“We’re super excited about this good news,” says RAF Alaska Liaison Al Clayton, noting this will improve access to pilots to this spectacular spot as the airstrip lies just north and east of the glacier’s massive face.
Clayton, a life-long Alaskan, grew up near the headwaters of the Copper River and worked one summer for the Alaska Department of Fish and Game at this location during college.
“The Childs Glacier calves icebergs into the Copper in July when the sockeye run is hot, sending huge waves across the narrow river, sometimes washing salmon up into the alder bushes,” he explains. “This is the natural takeout at the end of a multi-day Copper River rafting trip upstream from Kennicott or Chitina. The scenery and topography are stunning. It is truly a world class location.”
This airstrip lies just north of the 1910 “Million Dollar Bridge” constructed as part of the Copper River & Northwestern Railroad, which provided the first rail access from the tidewater port of Cordova to interior Alaska. The rail line helped tap the incredibly rich Kennicott copper deposit developed by Stephen Birch with financial support from New York’s Guggenheim and Morgan families.

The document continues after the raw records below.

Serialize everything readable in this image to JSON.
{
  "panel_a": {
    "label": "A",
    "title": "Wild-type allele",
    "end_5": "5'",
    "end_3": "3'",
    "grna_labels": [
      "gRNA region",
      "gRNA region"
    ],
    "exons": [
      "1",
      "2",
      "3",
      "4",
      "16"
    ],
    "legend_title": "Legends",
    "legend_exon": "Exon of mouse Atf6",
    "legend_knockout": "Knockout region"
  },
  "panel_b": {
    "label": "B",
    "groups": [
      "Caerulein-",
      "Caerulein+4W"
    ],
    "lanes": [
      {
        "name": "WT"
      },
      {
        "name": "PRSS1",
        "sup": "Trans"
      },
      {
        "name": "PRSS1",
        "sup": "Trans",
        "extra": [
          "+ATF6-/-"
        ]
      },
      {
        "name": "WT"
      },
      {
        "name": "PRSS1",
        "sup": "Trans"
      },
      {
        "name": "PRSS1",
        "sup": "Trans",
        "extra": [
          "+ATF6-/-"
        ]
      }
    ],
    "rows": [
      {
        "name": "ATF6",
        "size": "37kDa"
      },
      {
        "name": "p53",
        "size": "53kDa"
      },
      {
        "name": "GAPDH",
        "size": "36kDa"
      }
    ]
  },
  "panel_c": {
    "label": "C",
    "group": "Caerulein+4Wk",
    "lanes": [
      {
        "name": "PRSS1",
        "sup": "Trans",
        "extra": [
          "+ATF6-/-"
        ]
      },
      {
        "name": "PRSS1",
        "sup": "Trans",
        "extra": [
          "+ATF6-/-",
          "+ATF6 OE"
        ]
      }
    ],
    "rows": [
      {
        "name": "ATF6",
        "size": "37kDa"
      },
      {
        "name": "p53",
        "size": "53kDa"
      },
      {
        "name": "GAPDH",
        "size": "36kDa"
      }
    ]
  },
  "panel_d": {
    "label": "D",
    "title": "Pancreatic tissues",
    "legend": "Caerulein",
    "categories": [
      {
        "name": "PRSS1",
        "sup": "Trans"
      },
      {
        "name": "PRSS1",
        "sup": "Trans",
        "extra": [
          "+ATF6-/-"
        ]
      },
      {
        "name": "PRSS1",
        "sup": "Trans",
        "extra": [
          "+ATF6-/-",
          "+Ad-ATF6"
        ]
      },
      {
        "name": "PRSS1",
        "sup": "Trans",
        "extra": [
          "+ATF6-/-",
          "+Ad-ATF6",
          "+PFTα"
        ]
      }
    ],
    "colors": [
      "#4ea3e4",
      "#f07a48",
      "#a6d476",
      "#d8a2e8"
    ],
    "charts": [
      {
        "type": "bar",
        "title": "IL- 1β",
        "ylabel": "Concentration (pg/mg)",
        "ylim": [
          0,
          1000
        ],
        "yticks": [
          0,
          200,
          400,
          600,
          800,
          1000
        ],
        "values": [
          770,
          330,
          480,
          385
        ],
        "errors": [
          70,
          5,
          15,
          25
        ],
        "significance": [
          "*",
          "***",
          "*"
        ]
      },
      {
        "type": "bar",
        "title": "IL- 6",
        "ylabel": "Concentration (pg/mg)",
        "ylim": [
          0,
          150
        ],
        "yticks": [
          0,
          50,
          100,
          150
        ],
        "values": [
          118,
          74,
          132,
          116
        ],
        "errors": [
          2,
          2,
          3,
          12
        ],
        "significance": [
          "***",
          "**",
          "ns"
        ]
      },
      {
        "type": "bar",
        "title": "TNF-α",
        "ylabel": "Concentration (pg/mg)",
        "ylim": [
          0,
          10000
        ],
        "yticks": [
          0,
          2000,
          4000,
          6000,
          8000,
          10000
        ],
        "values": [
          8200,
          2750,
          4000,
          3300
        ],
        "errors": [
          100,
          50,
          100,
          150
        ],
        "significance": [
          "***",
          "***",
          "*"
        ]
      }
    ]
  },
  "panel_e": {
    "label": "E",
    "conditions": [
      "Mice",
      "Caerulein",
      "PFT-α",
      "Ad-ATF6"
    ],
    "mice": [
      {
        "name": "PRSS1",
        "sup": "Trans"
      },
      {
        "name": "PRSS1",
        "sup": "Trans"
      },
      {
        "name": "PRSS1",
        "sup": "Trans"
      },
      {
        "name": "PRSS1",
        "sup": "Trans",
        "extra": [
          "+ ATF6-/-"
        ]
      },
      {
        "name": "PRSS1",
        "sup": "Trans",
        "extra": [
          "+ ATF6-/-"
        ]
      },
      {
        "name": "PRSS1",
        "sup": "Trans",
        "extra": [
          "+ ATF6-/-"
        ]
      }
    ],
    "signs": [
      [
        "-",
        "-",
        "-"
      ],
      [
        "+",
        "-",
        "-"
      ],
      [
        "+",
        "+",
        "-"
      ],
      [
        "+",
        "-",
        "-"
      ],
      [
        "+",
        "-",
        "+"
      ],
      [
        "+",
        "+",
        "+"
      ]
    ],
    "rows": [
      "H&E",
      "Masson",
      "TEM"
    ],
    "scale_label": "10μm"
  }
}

“Books have been written on the challenges of bridge and trestle construction over glacial moraine and the mining operations that developed in the area,” Clayton adds. “The last ore train ran in 1938, and the towns of Kennicott and McCarthy emptied and alders started reclaiming the railroad right of way.”
Eventually the right of way was conveyed to the State of Alaska. Fifty-two miles of rail outbound from Cordova were removed and the resulting road to Childs Glacier and the bridge was accessible by motor vehicle. After an earthquake in 1964, the state invested in bridge repairs and the Forest Service built a campground south of the bridge and across the river from the face of the Childs Glacier.
Unfortunately, modern washouts have destroyed bridges downstream from Million Dollar Bridge, and today the only access to the campground and bridge is over the treacherous river by riverboat or the present short and narrow “Cub” strip.
The grant will be used to add 400 feet to the north end of the airstrip. Improvements also call for cutting cottonwood trees an additional 200 feet, which will yield “a reasonably safe bush strip,” according to Clayton’s proposal to the Forest Service.